We will state the above explicitly as Lemmas.

Lemma 1: $a$ is irrational

Lemma 2: $a$ cannot be a root of $Ax^2 + Bx + C = 0$, where $A,B,C$ are integers.

Note: we can prove the above lemmas in a more elementary fashion but will not do that here.

To prove A)

Notice that $\sum_{n=1}^{\infty} a^n = \frac{a}{1-a} = \frac{a}{a^3} = \frac{1}{a^2}$. 

We can show that $a \gt \frac{1}{\sqrt{3}}$ by using the fact that $x^3 + x -1$ is monotonic.
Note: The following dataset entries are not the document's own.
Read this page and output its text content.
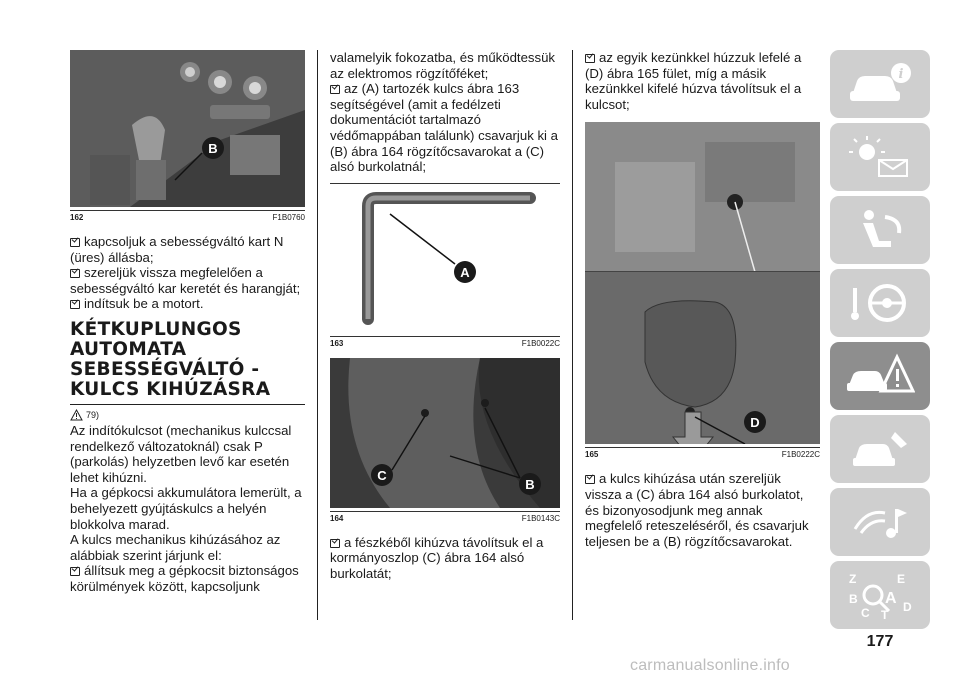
B
162	F1B0760
kapcsoljuk a sebességváltó kart N (üres) állásba;
szereljük vissza megfelelően a sebességváltó kar keretét és harangját;
indítsuk be a motort.
KÉTKUPLUNGOS
AUTOMATA
SEBESSÉGVÁLTÓ -
KULCS KIHÚZÁSRA
79)
Az indítókulcsot (mechanikus kulccsal rendelkező változatoknál) csak P (parkolás) helyzetben levő kar esetén lehet kihúzni.
Ha a gépkocsi akkumulátora lemerült, a behelyezett gyújtáskulcs a helyén blokkolva marad.
A kulcs mechanikus kihúzásához az alábbiak szerint járjunk el:
állítsuk meg a gépkocsit biztonságos körülmények között, kapcsoljunk
valamelyik fokozatba, és működtessük az elektromos rögzítőféket;
az (A) tartozék kulcs ábra 163 segítségével (amit a fedélzeti dokumentációt tartalmazó védőmappában találunk) csavarjuk ki a (B) ábra 164 rögzítőcsavarokat a (C) alsó burkolatnál;
A
163	F1B0022C
C
B
164	F1B0143C
a fészkéből kihúzva távolítsuk el a kormányoszlop (C) ábra 164 alsó burkolatát;
az egyik kezünkkel húzzuk lefelé a (D) ábra 165 fület, míg a másik kezünkkel kifelé húzva távolítsuk el a kulcsot;
D
165	F1B0222C
a kulcs kihúzása után szereljük vissza a (C) ábra 164 alsó burkolatot, és bizonyosodjunk meg annak megfelelő reteszeléséről, és csavarjuk teljesen be a (B) rögzítőcsavarokat.
i
Z	E
B A D
C T
177
carmanualsonline.info
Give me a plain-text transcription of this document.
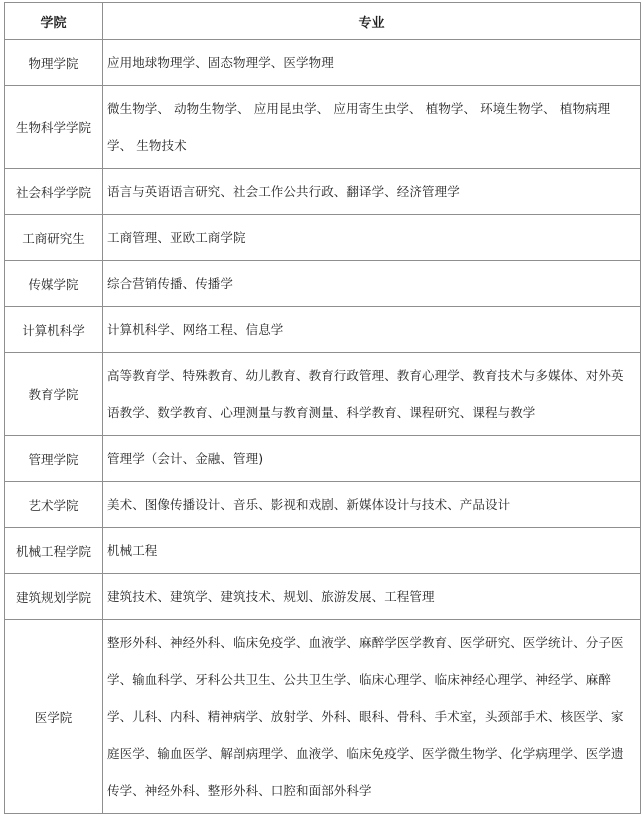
学院	专业
物理学院	应用地球物理学、固态物理学、医学物理
生物科学学院	微生物学、 动物生物学、 应用昆虫学、 应用寄生虫学、 植物学、 环境生物学、 植物病理学、 生物技术
社会科学学院	语言与英语语言研究、社会工作公共行政、翻译学、经济管理学
工商研究生	工商管理、亚欧工商学院
传媒学院	综合营销传播、传播学
计算机科学	计算机科学、网络工程、信息学
教育学院	高等教育学、特殊教育、幼儿教育、教育行政管理、教育心理学、教育技术与多媒体、对外英语教学、数学教育、心理测量与教育测量、科学教育、课程研究、课程与教学
管理学院	管理学（会计、金融、管理)
艺术学院	美术、图像传播设计、音乐、影视和戏剧、新媒体设计与技术、产品设计
机械工程学院	机械工程
建筑规划学院	建筑技术、建筑学、建筑技术、规划、旅游发展、工程管理
医学院	整形外科、神经外科、临床免疫学、血液学、麻醉学医学教育、医学研究、医学统计、分子医学、输血科学、牙科公共卫生、公共卫生学、临床心理学、临床神经心理学、神经学、麻醉学、儿科、内科、精神病学、放射学、外科、眼科、骨科、手术室，头颈部手术、核医学、家庭医学、输血医学、解剖病理学、血液学、临床免疫学、医学微生物学、化学病理学、医学遗传学、神经外科、整形外科、口腔和面部外科学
Thus any finite sum of powers of $a$ is $\lt 3$.

 Notice $a^2 = \frac{1}{a} - 1$. This allows us to make the claim that:

Proposition: For any integer $n \ge 0$, there exist integers $A_n, B_n, C_n$ such that

$$ a^n = A_n \cdot a + \frac{B_n}{a} + C_n$$

Proof: Easily proven by induction, using $a^2  = \frac{1}{a} - 1$.

Thus the sum of any finite powers of $a$ can be written as

$$A \cdot a + \frac{B}{a}  + C$$ 

for some integers $A,B,C$.

If that is rational, by Lemmas 1 and 2, we must have that $A = B = 0$, and thus the sum must be $C$ which is an integer.

Since $0 \lt C \lt 3$, it must be either $1$ or $2$.

Part B)

$$1 = a + a^3$$

$$2 = a + a^2 + a^3 + a^4 + a^5 + a^6 + a^7$$

Part C)

If $$N = a^{j_1} + a^{j_2} + \dots + a^{j_k}$$

with $j_k$ being the largest, rewrite as

$$N = a^{j_1} + a^{j_2} + \dots + a^{j_k}(a + a^3)  = a^{j_1} + \dots + a^{j_{k-1}} + a^{1+j_k} + a^{3+ j_{k}}$$

to get a representation with $k+1$ terms instead of $k$. Repeat to get infinite representations.